Ein weiterer Exportschlager unter den portugiesischen Weinen ist Portwein, den es ebenfalls in Rot und Weiß gibt. Die Trauben für Portwein werden ausschließlich im Douro-Tal gelesen und verarbeitet. Wer Spitzenqualität kaufen möchte, dem sei Portwein mit der Bezeichnung "LBV" für "Late Bottled Vintage" empfohlen. Dieser wird nach 4 bis 6 Jahren Fassreife abgefüllt und reift in liegenden Flaschen weiter.
Berühmt und wunderbar süß und lecker sind auch der "Madeira", ein Likörwein von der gleichnamigen Atlantik-Insel, sowie der "Moscatel de Setúbal", ebenfalls ein toller Dessertwein.
Nicht zu vergessen sind natürlich Portugals klassische Rot- und Weißweine. Rotwein wird vor allem in der Region Beira, im Alentejo und an der Algarve angebaut; berühmte Rebsorten sind "Touriga Nacional" und "Touriga Roriz".
Weißwein wird aus regionalen Rebsorten wie "Viosinho", "Codega", "Moscatel" oder "Rabigato" produziert.

Brasilianische Spezialitäten

Brasilien, einst größte Kolonie Portugals, hat kulinarisch mindestens so viel zu bieten, wie der europäische Küstenstaat selbst. Die beiden Länder beeinflussen und ergänzen sich wunderbar – verpassen Sie es also nicht, die folgenden brasilianischen Spezialitäten einmal auszuprobieren:

Süße Nationalgerichte & Spezialitäten aus Portugal

Pudding-Törtchen ("Pastéis de nata")

Wussten Sie, dass die kleinen, feinen Blätterteigtörtchen mit Puddingfüllung auch "Pastel de Bélem" genannt werden?
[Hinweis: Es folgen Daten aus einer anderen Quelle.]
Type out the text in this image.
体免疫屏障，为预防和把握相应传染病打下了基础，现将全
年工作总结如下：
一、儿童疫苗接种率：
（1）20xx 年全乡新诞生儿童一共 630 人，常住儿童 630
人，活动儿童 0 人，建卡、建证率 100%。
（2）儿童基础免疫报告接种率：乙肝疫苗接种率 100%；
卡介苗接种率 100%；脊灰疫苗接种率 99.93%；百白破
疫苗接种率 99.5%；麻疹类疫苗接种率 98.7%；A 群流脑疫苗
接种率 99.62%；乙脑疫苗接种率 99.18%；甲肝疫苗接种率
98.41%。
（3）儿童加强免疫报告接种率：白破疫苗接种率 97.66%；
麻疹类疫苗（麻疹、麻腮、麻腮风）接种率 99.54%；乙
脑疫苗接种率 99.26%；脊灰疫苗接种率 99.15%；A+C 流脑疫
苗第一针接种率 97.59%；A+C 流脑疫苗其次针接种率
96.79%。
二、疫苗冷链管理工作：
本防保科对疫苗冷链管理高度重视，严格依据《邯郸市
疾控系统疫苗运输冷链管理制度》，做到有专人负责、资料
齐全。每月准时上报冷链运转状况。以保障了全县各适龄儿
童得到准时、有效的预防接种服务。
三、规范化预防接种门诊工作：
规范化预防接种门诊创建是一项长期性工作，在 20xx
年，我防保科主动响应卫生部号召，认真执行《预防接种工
Das ist darauf zurückzuführen, dass, so die Vermutung, die "Pastéis de nata" schon vor dem 18. Jahrhundert von Mönchen in einem Kloster im heutigen Lissabonner Stadtteil Belém hergestellt wurden. Einst von portugiesischen Gastarbeitern in Deutschland und Luxemburg eingeführt, sind die Törtchen heute der wohl bekannteste, süße Exportschlager Portugals.
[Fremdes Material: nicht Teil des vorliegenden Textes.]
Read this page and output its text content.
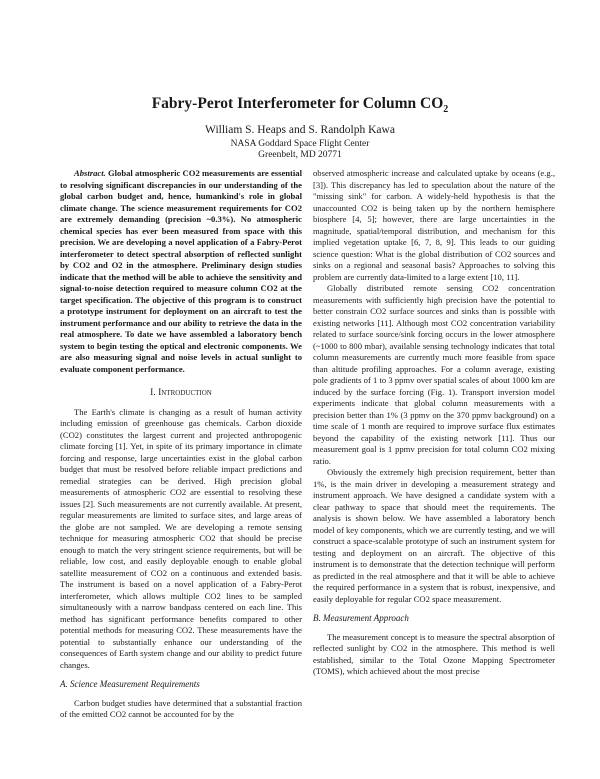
Fabry-Perot Interferometer for Column $CO_2$
William S. Heaps and S. Randolph Kawa
NASA Goddard Space Flight Center
Greenbelt, MD 20771

Abstract. Global atmospheric CO2 measurements are essential to resolving significant discrepancies in our understanding of the global carbon budget and, hence, humankind's role in global climate change. The science measurement requirements for CO2 are extremely demanding (precision ~0.3%). No atmospheric chemical species has ever been measured from space with this precision. We are developing a novel application of a Fabry-Perot interferometer to detect spectral absorption of reflected sunlight by CO2 and O2 in the atmosphere. Preliminary design studies indicate that the method will be able to achieve the sensitivity and signal-to-noise detection required to measure column CO2 at the target specification. The objective of this program is to construct a prototype instrument for deployment on an aircraft to test the instrument performance and our ability to retrieve the data in the real atmosphere. To date we have assembled a laboratory bench system to begin testing the optical and electronic components. We are also measuring signal and noise levels in actual sunlight to evaluate component performance.

I. Introduction

The Earth's climate is changing as a result of human activity including emission of greenhouse gas chemicals. Carbon dioxide (CO2) constitutes the largest current and projected anthropogenic climate forcing [1]. Yet, in spite of its primary importance in climate forcing and response, large uncertainties exist in the global carbon budget that must be resolved before reliable impact predictions and remedial strategies can be derived. High precision global measurements of atmospheric CO2 are essential to resolving these issues [2]. Such measurements are not currently available. At present, regular measurements are limited to surface sites, and large areas of the globe are not sampled. We are developing a remote sensing technique for measuring atmospheric CO2 that should be precise enough to match the very stringent science requirements, but will be reliable, low cost, and easily deployable enough to enable global satellite measurement of CO2 on a continuous and extended basis. The instrument is based on a novel application of a Fabry-Perot interferometer, which allows multiple CO2 lines to be sampled simultaneously with a narrow bandpass centered on each line. This method has significant performance benefits compared to other potential methods for measuring CO2. These measurements have the potential to substantially enhance our understanding of the consequences of Earth system change and our ability to predict future changes.

A. Science Measurement Requirements

Carbon budget studies have determined that a substantial fraction of the emitted CO2 cannot be accounted for by the

observed atmospheric increase and calculated uptake by oceans (e.g., [3]). This discrepancy has led to speculation about the nature of the "missing sink" for carbon. A widely-held hypothesis is that the unaccounted CO2 is being taken up by the northern hemisphere biosphere [4, 5]; however, there are large uncertainties in the magnitude, spatial/temporal distribution, and mechanism for this implied vegetation uptake [6, 7, 8, 9]. This leads to our guiding science question: What is the global distribution of CO2 sources and sinks on a regional and seasonal basis? Approaches to solving this problem are currently data-limited to a large extent [10, 11].

Globally distributed remote sensing CO2 concentration measurements with sufficiently high precision have the potential to better constrain CO2 surface sources and sinks than is possible with existing networks [11]. Although most CO2 concentration variability related to surface source/sink forcing occurs in the lower atmosphere (~1000 to 800 mbar), available sensing technology indicates that total column measurements are currently much more feasible from space than altitude profiling approaches. For a column average, existing pole gradients of 1 to 3 ppmv over spatial scales of about 1000 km are induced by the surface forcing (Fig. 1). Transport inversion model experiments indicate that global column measurements with a precision better than 1% (3 ppmv on the 370 ppmv background) on a time scale of 1 month are required to improve surface flux estimates beyond the capability of the existing network [11]. Thus our measurement goal is 1 ppmv precision for total column CO2 mixing ratio.

Obviously the extremely high precision requirement, better than 1%, is the main driver in developing a measurement strategy and instrument approach. We have designed a candidate system with a clear pathway to space that should meet the requirements. The analysis is shown below. We have assembled a laboratory bench model of key components, which we are currently testing, and we will construct a space-scalable prototype of such an instrument system for testing and deployment on an aircraft. The objective of this instrument is to demonstrate that the detection technique will perform as predicted in the real atmosphere and that it will be able to achieve the required performance in a system that is robust, inexpensive, and easily deployable for regular CO2 space measurement.

B. Measurement Approach

The measurement concept is to measure the spectral absorption of reflected sunlight by CO2 in the atmosphere. This method is well established, similar to the Total Ozone Mapping Spectrometer (TOMS), which achieved about the most precise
Süße, weiche Eier ("Ovos moles")

Die wohl traditionellste Süßspeise der portugiesischen Küche kommt aus der Hafenstadt Aveiro. Als erstes Produkt Portugals wurden die "Ovos moles" 2006 von der EU auf die Liste der "Produkte mit geschützter geografischer Angabe" aufgenommen. Eier und Zucker werden cremig geschlagen und anschließend in dünnes Oblatenpapier gehüllt, das die Form von Fischen, Seesternen, Muscheln und anderen Meerestieren hat. 

Luftiger, gerollter Kuchen ("Torta de Azeitão ")

Südlich von Lissabon liegt die kleine Stadt Azeitão, Heimat der berühmten "Tortas de Azeitão". Die kleinen Leckerbissen schmecken wie Mini-Biskuitrollen, die mit einer Eiercreme gefüllt und anschließend mit Zimt bestreut und aufgerollt werden. Wenige Zutaten, aber ganz viel Geschmack!

Gefüllte Krapfen ("Bolas de Berlim")

Wer das Glück hatte, an Portugals Stränden Urlaub machen zu können, der ist um diese frittierte Süßspeise wohl nur schwer herumgekommen: Berliner – allerdings nicht wie bei uns mit Marmelade, sondern mit einer Vanillecreme gefüllt. Fliegende Händler verkaufen Sie am Strand, und hier schmecken sie auch am besten. Eingeführt wurden die Berliner übrigens von einer in den 1930er Jahren aus Deutschland geflüchteten Jüdin, die sich mit ihren selbstgebackenen Berlinern etwas Geld dazu verdiente.